BLEACH Can't Fear Your Own World I (ジャンプジェイブックスDIGITAL)
久保帯人、成田良悟
集英社 / 2017-08-04
この本について
人と話していると、「それって結局、相手の問題でしょ」と言い切れたら楽なのに、実際はそう割り切れなくてモヤモヤすること、けっこうありませんか。相手のためを思って言ったつもりが、押しつけになっていたかもしれないとか、逆に自分が言われた一言が妙に胸に残るとか。その「あれ、自分の中の温度感と相手の受け取り方がズレてるな」という違和感は、日常でも仕事でも避けて通れない気がします。 読者が保存していた抜粋には、まさにそのズレの瞬間がにじんでいて、自覚の足りなさや、善意と独りよがりの境界線みたいなものが出ています。
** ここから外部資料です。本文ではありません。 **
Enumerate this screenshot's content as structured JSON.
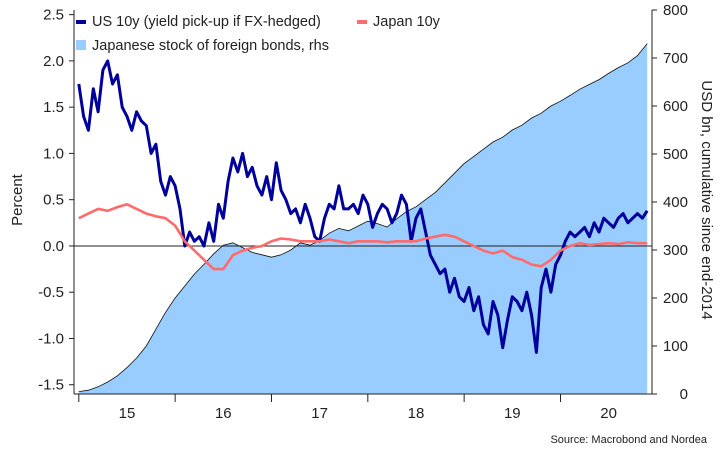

BLEACH Can’t Fear Your Own World はバトル小説ではあるんですが、キャラ同士の距離感の取り方が妙にリアルで、読みながら「ああ、自分もこういう温度差あるな」と思わされる場面が多いんですよね。とくに、言葉の強さと弱さが同時に存在している会話が多くて、他人に踏み込みすぎる時の空気とか、逆に何も言えない時の沈黙が立ち上がってくる。 この本が効いてくるのは、誰かと関わる時の「正しさ」ではなく、「その一瞬の自分の顔つき、温度、言い方ってどうだったんだろう」と少し立ち止まれるところです。キャラの対話を追っているだけなのに、自分の癖や距離の取り方がじわっと浮かび上がるので、派手な学びよりも、後でふと思い出して態度が変わるタイプの作品だと思います。人付き合いの空気に敏感な人にはとくに刺さります。
読書インサイト
ハイライト密度
多くの読者は第1章に最もインサイトを感じており、全ハイライトの33%が集中しています。